Against this background, the Norwegian Institute for Food, Fisheries and Aquaculture Research – Nofima – for the first time investigated the properties of pink salmon – aroma, texture, fat content, color, as well as the fillet itself, part of which was smoked and the other part was sent for storage. “Pink salmon is of very high quality, it’s a superfood fish. It looks more like salmon, char and trout than aquacultured salmon,” Nofima’s Thorbjørn Thobiassen said.

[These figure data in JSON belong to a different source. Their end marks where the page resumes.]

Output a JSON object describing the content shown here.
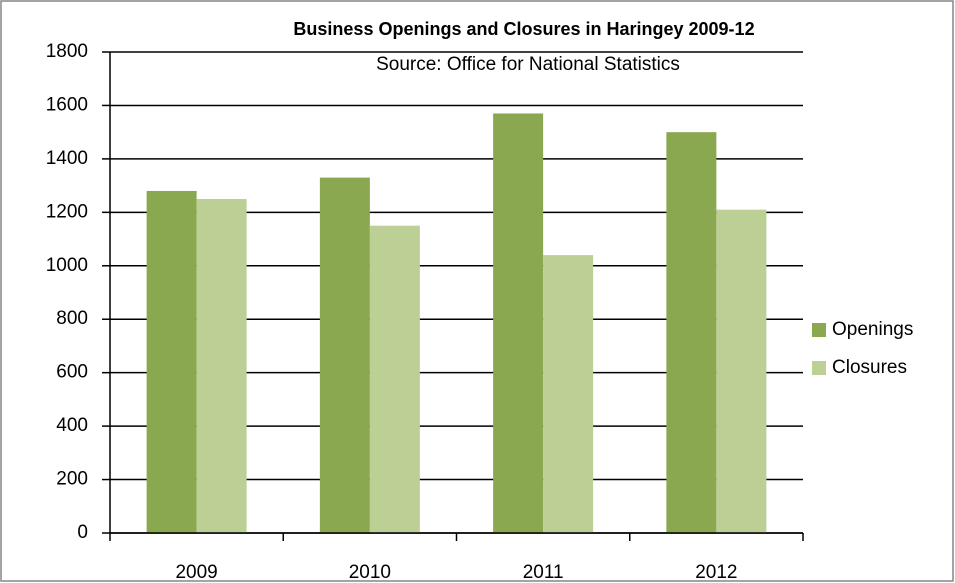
{
  "chart_data": {
    "type": "bar",
    "title": "Business Openings and Closures in Haringey 2009-12",
    "subtitle": "Source: Office for National Statistics",
    "categories": [
      "2009",
      "2010",
      "2011",
      "2012"
    ],
    "series": [
      {
        "name": "Openings",
        "color": "#8aa84f",
        "values": [
          1280,
          1330,
          1570,
          1500
        ]
      },
      {
        "name": "Closures",
        "color": "#bcd096",
        "values": [
          1250,
          1150,
          1040,
          1210
        ]
      }
    ],
    "ylim": [
      0,
      1800
    ],
    "yticks": [
      0,
      200,
      400,
      600,
      800,
      1000,
      1200,
      1400,
      1600,
      1800
    ],
    "grid": true,
    "legend": "right"
  }
}
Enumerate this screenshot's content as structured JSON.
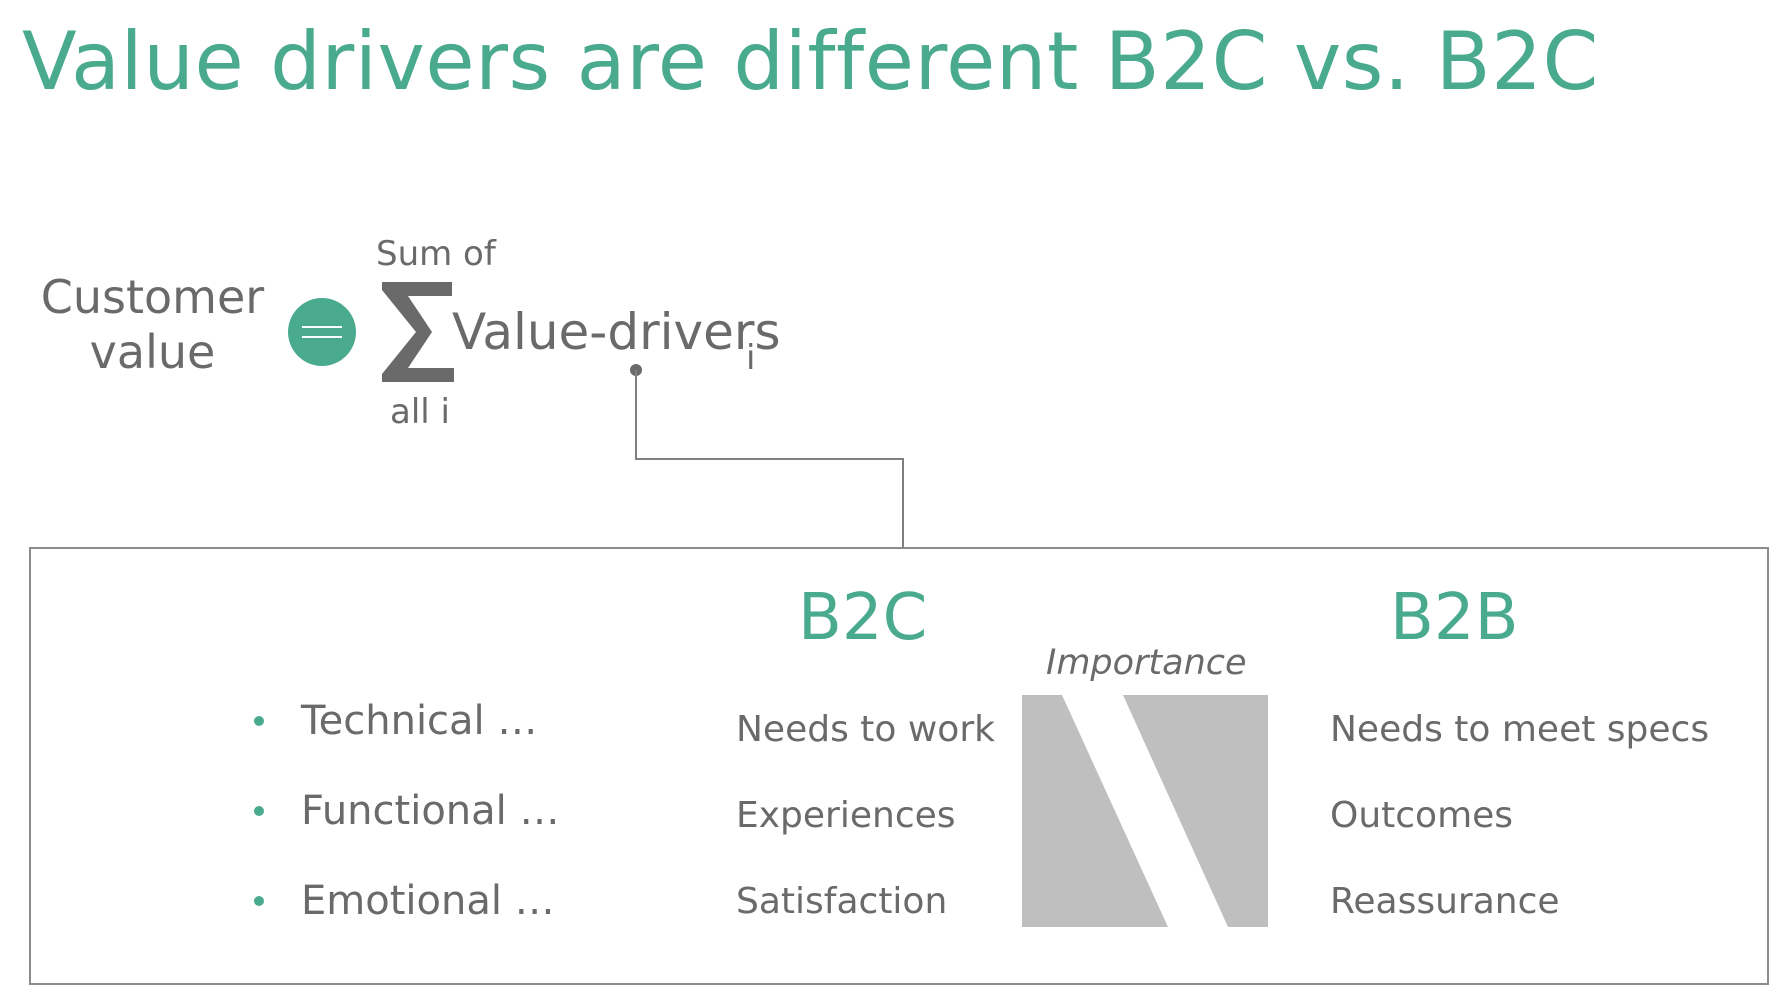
{
  "title": "Value drivers are different B2C vs. B2C",
  "equation": {
    "lhs_line1": "Customer",
    "lhs_line2": "value",
    "operator": "equals",
    "sum_top": "Sum of",
    "sum_bottom": "all i",
    "term": "Value-drivers",
    "subscript": "i"
  },
  "panel": {
    "bullets": [
      "Technical …",
      "Functional …",
      "Emotional …"
    ],
    "b2c": {
      "heading": "B2C",
      "items": [
        "Needs to work",
        "Experiences",
        "Satisfaction"
      ]
    },
    "importance_label": "Importance",
    "b2b": {
      "heading": "B2B",
      "items": [
        "Needs to meet specs",
        "Outcomes",
        "Reassurance"
      ]
    }
  },
  "colors": {
    "accent": "#4aaa8e",
    "text": "#6a6a6a",
    "importance_fill": "#bfbfbf",
    "border": "#8c8c8c"
  }
}
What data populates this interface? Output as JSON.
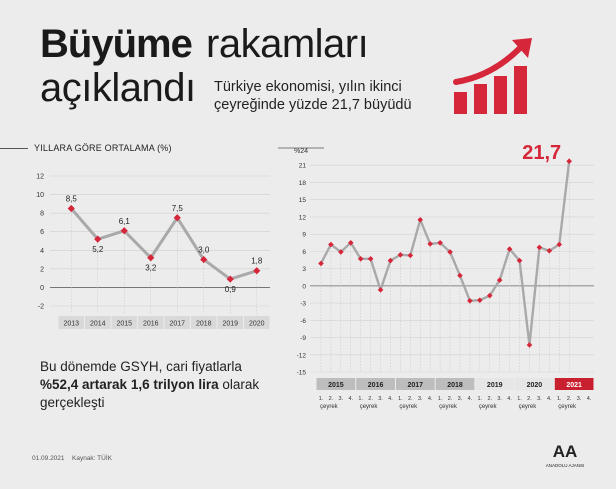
{
  "header": {
    "title_bold": "Büyüme",
    "title_rest": "rakamları",
    "title_line2": "açıklandı",
    "subtitle_line1": "Türkiye ekonomisi, yılın ikinci",
    "subtitle_line2": "çeyreğinde yüzde 21,7 büyüdü"
  },
  "footnote": {
    "part1": "Bu dönemde GSYH, cari fiyatlarla ",
    "part_bold": "%52,4 artarak 1,6 trilyon lira",
    "part2": " olarak gerçekleşti"
  },
  "footer": {
    "date": "01.09.2021",
    "source": "Kaynak: TÜİK",
    "agency": "ANADOLU AJANSI",
    "logo_letters": "AA"
  },
  "colors": {
    "accent": "#d6263a",
    "line": "#a9a9a9",
    "axis_band": "#4d4d4d",
    "highlight_band": "#c8202f"
  },
  "chart_data": [
    {
      "type": "line",
      "title": "YILLARA GÖRE ORTALAMA (%)",
      "categories": [
        "2013",
        "2014",
        "2015",
        "2016",
        "2017",
        "2018",
        "2019",
        "2020"
      ],
      "values": [
        8.5,
        5.2,
        6.1,
        3.2,
        7.5,
        3.0,
        0.9,
        1.8
      ],
      "value_labels": [
        "8,5",
        "5,2",
        "6,1",
        "3,2",
        "7,5",
        "3,0",
        "0,9",
        "1,8"
      ],
      "ylim": [
        -2,
        12
      ],
      "yticks": [
        -2,
        0,
        2,
        4,
        6,
        8,
        10,
        12
      ],
      "grid": true,
      "legend": "none"
    },
    {
      "type": "line",
      "ylabel": "%24",
      "quarter_labels": [
        "1.",
        "2.",
        "3.",
        "4."
      ],
      "period_word": "çeyrek",
      "years": [
        "2015",
        "2016",
        "2017",
        "2018",
        "2019",
        "2020",
        "2021"
      ],
      "values": [
        3.9,
        7.2,
        5.9,
        7.5,
        4.7,
        4.7,
        -0.7,
        4.4,
        5.4,
        5.3,
        11.5,
        7.3,
        7.5,
        5.9,
        1.8,
        -2.6,
        -2.5,
        -1.7,
        1.0,
        6.4,
        4.4,
        -10.3,
        6.7,
        6.1,
        7.2,
        21.7
      ],
      "highlight_label": "21,7",
      "ylim": [
        -15,
        24
      ],
      "yticks": [
        -15,
        -12,
        -9,
        -6,
        -3,
        0,
        3,
        6,
        9,
        12,
        15,
        18,
        21
      ],
      "grid": true,
      "legend": "none"
    }
  ]
}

The institute estimates that pink salmon’s short two-year life cycle keeps toxins from accumulating in the fish, and it also has tender roe that is in high demand, said senior researcher Sten Siikavuopio. Asked by journalists whether it is appropriate to “advertise fish that are harmful to Norwegian nature”, Tobiassen replied that “fish are already in our waters” and they can become “a valuable resource for job creation and economic benefits.” Siikavuopio added that it was only necessary to invent a fishing gear in order to “carefully weed out unwanted species.”

Pink salmon is found in the northern Pacific Ocean and began to spread in Norwegian waters from the 1960s from the Kola Peninsula region of Russia. Pink salmon are known to spawn in odd years, and there were a lot of them in 2021, which is why there was increased attention to them. A sharp increase in the population occurred in 2017, when their number grew from a few hundred fish to 11,000.